The outages in Mary Region began in mid-June, as temperatures pushed past 40 degrees Celsius, according to Turkmen.news and RFE/RL’s Turkmen service. Residents said power was cut three to four hours at a time, almost every day, leaving air conditioners, refrigerators and water pumps useless. In Bayramaly district, locals said the voltage drops so low that a fridge will not run.
On 17 June, several hundred people, most of them women, gathered outside the regional administration in Mary and demanded to see the governor. In a country counted among the world’s most repressive, where protest is rare and dissent is punished, that alone was striking. Police were sent to disperse them. The crowd stayed. The governor came out and promised a fix.
The state’s follow-up was personnel. Inspections led to the dismissal of several local officials, and authorities promised to replace worn-out transformers in Bayramaly. Residents say the cuts have continued and that no upgrades have been announced for other districts. Some locals allege officials had been diverting power to commercial clients for payment while rationing homes.
Turkmenistan sells gas to China by the pipeline. It cannot reliably light a region of its own.

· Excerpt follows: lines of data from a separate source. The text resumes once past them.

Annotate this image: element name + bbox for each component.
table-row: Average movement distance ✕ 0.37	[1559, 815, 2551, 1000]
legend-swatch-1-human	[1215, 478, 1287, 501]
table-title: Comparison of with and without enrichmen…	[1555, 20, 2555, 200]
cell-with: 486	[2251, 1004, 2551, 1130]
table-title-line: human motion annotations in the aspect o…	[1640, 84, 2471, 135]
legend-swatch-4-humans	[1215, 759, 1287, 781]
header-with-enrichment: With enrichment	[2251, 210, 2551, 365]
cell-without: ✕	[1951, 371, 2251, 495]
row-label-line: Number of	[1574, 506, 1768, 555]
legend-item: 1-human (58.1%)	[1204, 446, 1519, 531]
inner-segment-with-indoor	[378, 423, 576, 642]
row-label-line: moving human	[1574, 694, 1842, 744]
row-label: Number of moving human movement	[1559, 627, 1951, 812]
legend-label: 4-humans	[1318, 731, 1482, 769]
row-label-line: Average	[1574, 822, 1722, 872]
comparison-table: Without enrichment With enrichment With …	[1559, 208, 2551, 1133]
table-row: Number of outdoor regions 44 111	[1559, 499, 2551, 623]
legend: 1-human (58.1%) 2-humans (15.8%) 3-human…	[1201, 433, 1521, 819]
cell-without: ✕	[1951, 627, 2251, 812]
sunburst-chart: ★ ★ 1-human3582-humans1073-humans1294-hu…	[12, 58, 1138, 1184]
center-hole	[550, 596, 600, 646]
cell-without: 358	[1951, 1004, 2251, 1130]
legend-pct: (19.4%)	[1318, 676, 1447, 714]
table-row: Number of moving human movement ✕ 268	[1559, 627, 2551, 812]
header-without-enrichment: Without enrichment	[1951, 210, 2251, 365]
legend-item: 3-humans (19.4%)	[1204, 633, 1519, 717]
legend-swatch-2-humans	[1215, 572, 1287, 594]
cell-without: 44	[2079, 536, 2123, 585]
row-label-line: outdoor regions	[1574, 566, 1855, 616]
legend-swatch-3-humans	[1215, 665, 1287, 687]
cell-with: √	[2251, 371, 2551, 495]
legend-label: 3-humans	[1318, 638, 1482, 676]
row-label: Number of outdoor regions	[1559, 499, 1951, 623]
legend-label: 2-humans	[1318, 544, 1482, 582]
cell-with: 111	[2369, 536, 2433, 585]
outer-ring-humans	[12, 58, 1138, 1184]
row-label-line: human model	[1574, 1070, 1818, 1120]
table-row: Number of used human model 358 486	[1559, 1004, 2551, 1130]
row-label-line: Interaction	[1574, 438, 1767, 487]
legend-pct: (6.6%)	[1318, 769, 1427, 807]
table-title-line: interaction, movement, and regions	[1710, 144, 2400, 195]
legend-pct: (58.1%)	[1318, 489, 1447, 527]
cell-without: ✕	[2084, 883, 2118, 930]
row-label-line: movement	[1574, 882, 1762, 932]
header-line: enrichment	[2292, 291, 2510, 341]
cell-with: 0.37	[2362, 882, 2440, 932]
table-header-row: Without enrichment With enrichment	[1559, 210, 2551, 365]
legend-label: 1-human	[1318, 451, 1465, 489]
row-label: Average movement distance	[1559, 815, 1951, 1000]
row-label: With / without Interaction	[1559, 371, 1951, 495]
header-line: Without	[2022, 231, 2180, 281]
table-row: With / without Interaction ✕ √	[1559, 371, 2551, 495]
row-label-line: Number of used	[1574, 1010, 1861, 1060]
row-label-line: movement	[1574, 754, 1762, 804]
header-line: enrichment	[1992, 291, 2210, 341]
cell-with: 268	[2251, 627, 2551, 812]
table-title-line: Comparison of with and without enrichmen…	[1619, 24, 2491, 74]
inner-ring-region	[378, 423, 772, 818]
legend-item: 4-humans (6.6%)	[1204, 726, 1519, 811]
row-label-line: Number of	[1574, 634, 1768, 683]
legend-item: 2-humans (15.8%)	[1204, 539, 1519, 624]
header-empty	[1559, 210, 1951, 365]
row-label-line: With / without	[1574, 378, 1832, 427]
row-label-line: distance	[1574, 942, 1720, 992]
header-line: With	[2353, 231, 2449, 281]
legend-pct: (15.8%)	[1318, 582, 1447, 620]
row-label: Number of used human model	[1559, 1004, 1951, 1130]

The irony writes itself, and it runs deeper than irony. Turkmenistan sits on the fourth-largest gas reserves on earth and ships gas to China by pipeline. It cannot reliably light a region of its own, because the money goes into export infrastructure while the domestic grid is left to age. Firing a governor’s deputies does not buy a transformer.
This is the same story the region keeps telling in different accents. Kazakhstan loses a fifth of its power in old lines. Kyrgyzstan rations in winter. Turkmenistan blacks out in summer. The grids across Central Asia were built in Soviet decades for Soviet loads, and the bill for thirty years of deferred maintenance is coming due as the heat rises and the appliances multiply. The fix is unglamorous and costly, and it does not photograph like a pipeline deal.